Almost as soon as Portland Mayor Ted Wheeler proposed a tax on Airbnb and other short-term rental brokers, a debate over how to use the money started brewing in City Hall.
City Commissioner Nick Fish has been leading an effort with, along with Multnomah County Chair Deborah Kafoury, to push for the kind of supportive housing that would aid formerly homeless people in staying off the streets.
WW first reported the tax proposal yesterday, and described how Wheeler wants to use the money: to boost home ownership for families displaced from North and Northeast Portland.

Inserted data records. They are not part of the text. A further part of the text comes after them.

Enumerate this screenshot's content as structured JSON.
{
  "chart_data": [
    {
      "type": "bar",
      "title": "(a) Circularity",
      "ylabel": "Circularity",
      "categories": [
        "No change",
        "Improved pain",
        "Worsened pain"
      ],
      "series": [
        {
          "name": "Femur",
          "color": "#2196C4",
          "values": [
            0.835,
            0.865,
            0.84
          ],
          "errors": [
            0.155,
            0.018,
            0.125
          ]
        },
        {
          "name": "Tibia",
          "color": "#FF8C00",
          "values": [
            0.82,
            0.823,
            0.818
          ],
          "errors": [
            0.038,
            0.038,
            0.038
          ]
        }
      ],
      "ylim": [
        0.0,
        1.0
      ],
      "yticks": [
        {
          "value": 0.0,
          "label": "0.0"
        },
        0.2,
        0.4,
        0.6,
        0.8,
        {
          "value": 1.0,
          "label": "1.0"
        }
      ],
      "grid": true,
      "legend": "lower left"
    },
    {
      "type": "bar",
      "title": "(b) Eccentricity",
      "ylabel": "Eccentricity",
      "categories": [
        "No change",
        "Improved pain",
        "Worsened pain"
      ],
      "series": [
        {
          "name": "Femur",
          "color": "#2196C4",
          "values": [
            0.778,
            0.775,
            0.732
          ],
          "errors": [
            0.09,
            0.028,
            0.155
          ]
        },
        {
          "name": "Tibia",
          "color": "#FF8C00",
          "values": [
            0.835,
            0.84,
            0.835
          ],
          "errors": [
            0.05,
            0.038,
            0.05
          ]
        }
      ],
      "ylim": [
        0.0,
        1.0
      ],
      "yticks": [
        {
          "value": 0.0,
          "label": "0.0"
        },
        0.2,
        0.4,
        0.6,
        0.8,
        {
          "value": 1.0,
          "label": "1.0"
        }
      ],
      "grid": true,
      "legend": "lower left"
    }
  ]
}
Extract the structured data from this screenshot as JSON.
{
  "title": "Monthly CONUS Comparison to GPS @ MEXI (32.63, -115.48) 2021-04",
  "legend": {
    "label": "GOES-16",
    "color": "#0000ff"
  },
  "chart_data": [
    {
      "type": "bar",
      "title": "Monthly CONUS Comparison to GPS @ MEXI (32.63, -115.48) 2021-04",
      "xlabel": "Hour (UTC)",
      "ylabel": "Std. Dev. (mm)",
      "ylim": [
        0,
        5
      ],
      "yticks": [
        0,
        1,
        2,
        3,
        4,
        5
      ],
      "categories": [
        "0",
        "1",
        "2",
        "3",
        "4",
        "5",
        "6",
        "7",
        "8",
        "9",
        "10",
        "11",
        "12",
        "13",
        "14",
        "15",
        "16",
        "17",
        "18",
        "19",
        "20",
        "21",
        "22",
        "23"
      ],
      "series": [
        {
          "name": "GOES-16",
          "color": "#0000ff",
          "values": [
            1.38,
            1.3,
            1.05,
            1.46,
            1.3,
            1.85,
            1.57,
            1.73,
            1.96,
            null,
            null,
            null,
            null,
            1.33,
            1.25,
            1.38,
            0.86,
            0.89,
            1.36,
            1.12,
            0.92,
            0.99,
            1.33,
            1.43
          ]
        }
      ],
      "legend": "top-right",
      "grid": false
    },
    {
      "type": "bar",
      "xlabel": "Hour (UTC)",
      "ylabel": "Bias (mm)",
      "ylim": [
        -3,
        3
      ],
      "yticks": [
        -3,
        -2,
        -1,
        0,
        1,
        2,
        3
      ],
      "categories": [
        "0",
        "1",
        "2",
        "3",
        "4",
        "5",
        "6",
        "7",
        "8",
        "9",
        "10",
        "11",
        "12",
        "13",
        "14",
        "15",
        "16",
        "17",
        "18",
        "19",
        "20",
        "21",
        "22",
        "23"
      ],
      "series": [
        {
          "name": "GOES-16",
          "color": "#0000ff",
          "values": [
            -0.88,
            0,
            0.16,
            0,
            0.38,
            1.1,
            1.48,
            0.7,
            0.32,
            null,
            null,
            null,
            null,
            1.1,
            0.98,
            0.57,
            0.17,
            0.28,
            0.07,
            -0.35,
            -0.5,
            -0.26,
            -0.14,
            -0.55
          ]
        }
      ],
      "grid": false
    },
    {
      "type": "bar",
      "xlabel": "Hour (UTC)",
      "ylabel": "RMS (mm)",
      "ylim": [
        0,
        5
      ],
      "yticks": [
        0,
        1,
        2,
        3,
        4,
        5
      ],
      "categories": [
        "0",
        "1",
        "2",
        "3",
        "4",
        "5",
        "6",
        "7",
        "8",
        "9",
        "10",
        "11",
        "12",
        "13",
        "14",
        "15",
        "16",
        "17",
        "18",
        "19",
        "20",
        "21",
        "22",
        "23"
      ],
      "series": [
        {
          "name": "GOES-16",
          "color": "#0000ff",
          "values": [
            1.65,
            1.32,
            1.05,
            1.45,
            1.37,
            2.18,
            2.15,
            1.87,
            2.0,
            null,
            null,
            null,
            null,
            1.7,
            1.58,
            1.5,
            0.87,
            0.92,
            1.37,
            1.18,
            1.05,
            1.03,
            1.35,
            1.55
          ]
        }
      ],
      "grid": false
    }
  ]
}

Fish, who is co-sponsoring the tax resolution with the mayor, instead wants to consider using the money—as much as $1.28 million a year—to fund services: the mental health, addiction and other social services that accompany housing to help people stay in affordable homes.
In announcing the proposal, Wheeler's office said it supports the funding being used for home ownership programs.
"We're always open to council-level discussion about the universe of housing challenges facing the city," says Wheeler's spokesman Michael Cox.
Meanwhile, the mayor's office has revised its projections downward for how much money the proposed tax would raise.
Revenue Division projections show a $4 per room per night tax on Airbnb and other companies that book rooms in Portland are expected to yield $1.1 to $1.28 million a year, not the $1.25 million to $2.5 million the mayor's office initially cited.
Those initial figures reflected ongoing discussions about the rate of the taxes but not a $4 per room charge, the mayor's office says.
The tax is expected to go before the City Council next month.